Dans sa pièce, Jean-Claude Humbert ne tranche pas sur l’homosexualité du Réformateur. Mais il s’interroge: de Bèze n’a-t-il pas eu le moindre regret de voir mettre à mort le jeune pensionnaire, ou au contraire a-t-il prêché la sévérité? Les archives restent muettes à ce sujet, mais Jean-Claude Humbert s’engouffre dans cette brèche pour imaginer le dilemme du théologien sous la forme d’un dialogue intérieur poignant. «S’il avait demandé pardon pour ses propres péchés de jeunesse, on ne le lui aurait probablement pas pardonné, sa mission aurait été impossible, estime Jean-Claude Humbert. Mais comment comprendre qu’un garçon de 15 ans domicilié chez lui ait pu être torturé, puis ligoté et noyé dans le Rhône sans qu’il intervienne…!»

Bouc émissaire
«Je n’aimerais pas faire de Bartholomé un martyr, prévient l’auteur. D’abord, il ne soutenait pas une cause, et il n’était certainement pas tout blanc, comme d’autres n’étaient pas tout noirs. Mon intime conviction est qu’il a été désigné comme bouc émissaire. Dans le contexte de la très forte tension qui existait entre protestants et catholiques, exacerbée par les guerres de religion, cette république calvinienne voulait vraiment montrer l’exemple. Il avait le profil idéal: un jeune homme étranger, qui ne pouvait guère se défendre.»
Reste l’hommage, nécessaire, que Jean-Claude Humbert conçoit pour tous les sacrifiés «pour l’exemple», que ce soit dans la Genève de 1566 ou ailleurs dans le monde de 2008. «Il y a un devoir de mémoire envers Bartholomé Tecia, conclut-il. Peut-être faudrait-il une plaque quelque part pour que l’on se souvienne du crime abominable… et que ce n’est pas Bartholomé qui l’a commis, mais les juges qui l’ont condamné. »

«Un procès ordinaire» entre 1566 et aujourd’hui

Prenant pour décor un coin de Vieille-Ville bien connu des Genevois, face au palais de Justice, Bartholomé Tecia, un procès ordinaire, la pièce, offre un aller-retour saisissant entre la ville libérale et prospère du XXIe siècle, et la tyrannie religieuse de 1566. Bartholomé y reste invisible, mais sur scène défilent ses juges et ses proches, le jour de sa mise à mort.
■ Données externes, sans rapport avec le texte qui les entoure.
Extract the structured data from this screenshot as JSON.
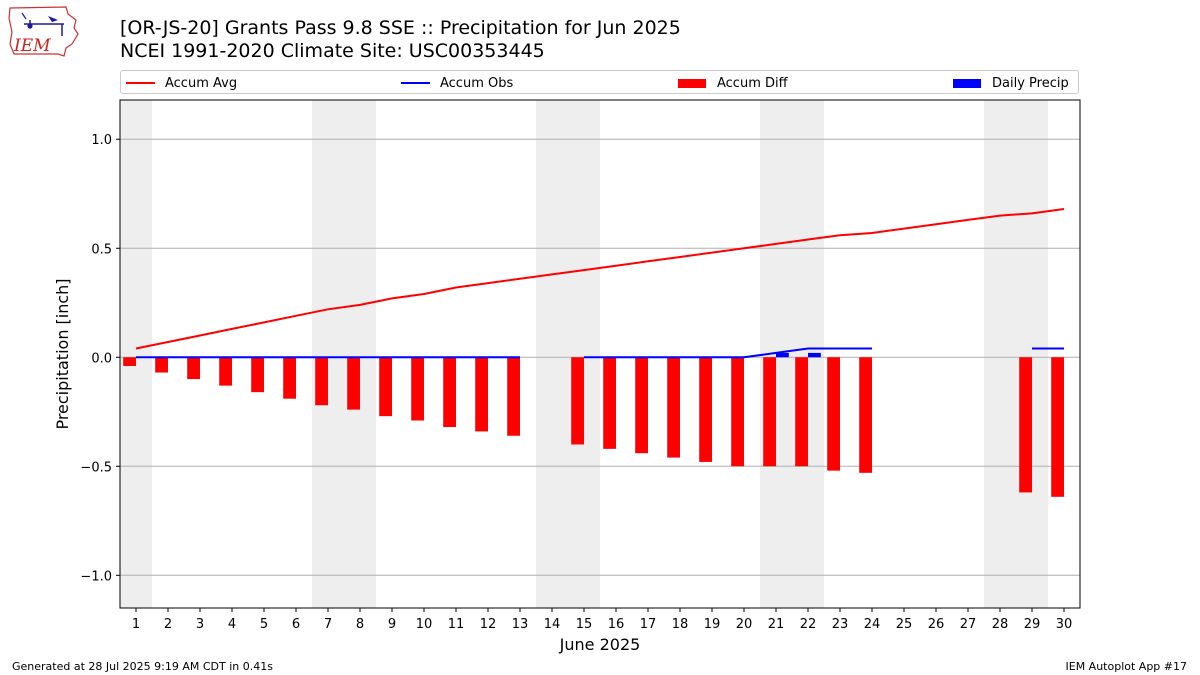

Parsemé de clins d’œil authentiques à l’humour et à l’esprit de dérision des Genevois, comme autant d’armes contre le fanatisme, le texte de Jean Claude Humbert est un savant et savoureux mélange de personnages réels et fictifs, de dialogues inventés et de minutes du procès, qui démontent avec talent quelques-uns des mécanismes de la barbarie d’État.

Bartholomé Tecia, un procès ordinaire, par la Troupe Les Salons. Mise en scène : Lucienne Babel et Yvan Muller. Théâtre Les Salons, Genève, du 3 au 20 avril 2008 (jeudi, vendredi et samedi 20h, di 17h.). Réservations : 022 807 06 33
Le texte de la pièce, prix de la Société genevoise des écrivains 2005, est paru aux Editions de Limargue.